The current budget also leaves less of a cushion in a rainy day fund than in years past.

The recent forecast noted that the budget reserve, which if we include what’s called the cash flow account, was 4 percent of the two-year spending budget in 2000-01. It is now just 3.1 percent.

In fact, the Minnesota Council of Economic Advisors says it would be prudent to increase the budget reserve account. At one time, in the 1990s, the budget reserve was mandated in law by a more prudent Legislature at 5 percent of spending. That would require about $600 million more, thus cutting our so-called surplus to $400 million or so, or about 1 to 2 percent of project revenue. If the projections are off 5 percent, we’re facing another deficit.

While we have less reserve, the forecast is by no means a sure thing. In fact, forecasters estimate that there is only a 60 percent chance the forecast will become reality when 2009 budget year ends. There is a 20 percent chance it will be better, but also a 20 percent chance it will be worse.

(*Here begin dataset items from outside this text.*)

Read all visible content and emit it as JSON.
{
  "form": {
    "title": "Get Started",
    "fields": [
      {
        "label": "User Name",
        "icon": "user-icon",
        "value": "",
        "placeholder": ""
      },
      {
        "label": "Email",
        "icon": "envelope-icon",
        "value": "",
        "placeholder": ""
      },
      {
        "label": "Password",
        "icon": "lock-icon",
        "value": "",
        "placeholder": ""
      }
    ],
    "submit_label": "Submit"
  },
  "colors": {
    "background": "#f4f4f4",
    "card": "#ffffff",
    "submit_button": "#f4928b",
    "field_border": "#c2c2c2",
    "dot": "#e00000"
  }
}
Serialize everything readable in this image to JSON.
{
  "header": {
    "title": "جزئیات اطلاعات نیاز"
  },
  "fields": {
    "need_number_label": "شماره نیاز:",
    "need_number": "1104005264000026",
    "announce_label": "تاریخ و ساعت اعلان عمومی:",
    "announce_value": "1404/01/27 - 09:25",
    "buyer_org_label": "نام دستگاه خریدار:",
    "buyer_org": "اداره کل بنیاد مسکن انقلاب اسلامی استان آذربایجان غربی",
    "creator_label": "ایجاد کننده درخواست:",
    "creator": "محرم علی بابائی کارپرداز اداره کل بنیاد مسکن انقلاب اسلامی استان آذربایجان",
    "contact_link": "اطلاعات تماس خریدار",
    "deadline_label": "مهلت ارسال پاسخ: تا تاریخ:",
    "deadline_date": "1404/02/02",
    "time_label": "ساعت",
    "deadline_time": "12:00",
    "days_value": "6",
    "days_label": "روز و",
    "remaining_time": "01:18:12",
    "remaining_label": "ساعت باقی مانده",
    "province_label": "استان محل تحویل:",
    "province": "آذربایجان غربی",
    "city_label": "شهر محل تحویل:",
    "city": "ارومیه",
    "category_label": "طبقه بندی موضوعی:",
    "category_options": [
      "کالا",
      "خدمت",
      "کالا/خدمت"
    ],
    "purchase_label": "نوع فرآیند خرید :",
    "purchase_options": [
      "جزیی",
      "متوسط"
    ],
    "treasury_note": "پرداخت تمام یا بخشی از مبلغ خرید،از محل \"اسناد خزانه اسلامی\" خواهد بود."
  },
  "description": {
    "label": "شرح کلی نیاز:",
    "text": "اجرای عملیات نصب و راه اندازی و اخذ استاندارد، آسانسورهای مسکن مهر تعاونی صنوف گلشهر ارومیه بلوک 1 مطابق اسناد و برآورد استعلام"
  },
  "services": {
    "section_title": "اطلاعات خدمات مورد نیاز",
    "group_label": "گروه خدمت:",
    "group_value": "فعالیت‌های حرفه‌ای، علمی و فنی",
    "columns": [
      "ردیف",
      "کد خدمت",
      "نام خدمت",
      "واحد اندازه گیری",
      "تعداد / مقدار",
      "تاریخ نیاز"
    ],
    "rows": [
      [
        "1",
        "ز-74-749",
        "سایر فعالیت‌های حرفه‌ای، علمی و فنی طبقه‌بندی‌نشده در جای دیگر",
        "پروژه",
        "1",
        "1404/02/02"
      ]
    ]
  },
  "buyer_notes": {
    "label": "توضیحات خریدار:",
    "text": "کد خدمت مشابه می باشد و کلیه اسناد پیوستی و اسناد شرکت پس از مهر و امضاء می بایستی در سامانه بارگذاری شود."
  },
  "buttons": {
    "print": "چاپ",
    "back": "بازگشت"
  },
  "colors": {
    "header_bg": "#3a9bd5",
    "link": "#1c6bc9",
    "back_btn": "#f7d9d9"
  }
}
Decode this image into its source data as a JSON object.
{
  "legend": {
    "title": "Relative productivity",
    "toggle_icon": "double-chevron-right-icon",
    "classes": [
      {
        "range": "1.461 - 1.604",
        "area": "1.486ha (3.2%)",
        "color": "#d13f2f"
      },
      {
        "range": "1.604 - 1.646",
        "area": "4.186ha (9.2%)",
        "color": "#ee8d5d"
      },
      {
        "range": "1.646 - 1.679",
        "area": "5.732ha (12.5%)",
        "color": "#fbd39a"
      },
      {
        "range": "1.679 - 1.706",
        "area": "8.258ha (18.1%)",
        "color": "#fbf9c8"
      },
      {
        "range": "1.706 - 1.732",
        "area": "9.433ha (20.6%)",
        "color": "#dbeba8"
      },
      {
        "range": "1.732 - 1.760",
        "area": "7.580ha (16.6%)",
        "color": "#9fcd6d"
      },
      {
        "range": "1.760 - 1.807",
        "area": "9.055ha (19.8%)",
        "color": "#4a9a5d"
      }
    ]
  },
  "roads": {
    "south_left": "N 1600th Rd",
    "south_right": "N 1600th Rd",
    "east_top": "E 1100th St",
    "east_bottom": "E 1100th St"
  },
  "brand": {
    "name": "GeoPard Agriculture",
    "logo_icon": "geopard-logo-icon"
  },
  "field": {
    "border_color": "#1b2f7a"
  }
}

Legislators of both parties seem to be suggesting prudence with this new budget surplus. It will be difficult to keep that tone with lots of groups and people knocking at the door of the state to increase funding. And many of them may be justified given the starvation diet some have been put on over the last few years.

Above all, legislators must remember, a projection is a projection and we have a lower budget reserve now than we did in days before a Sept. 11 economy.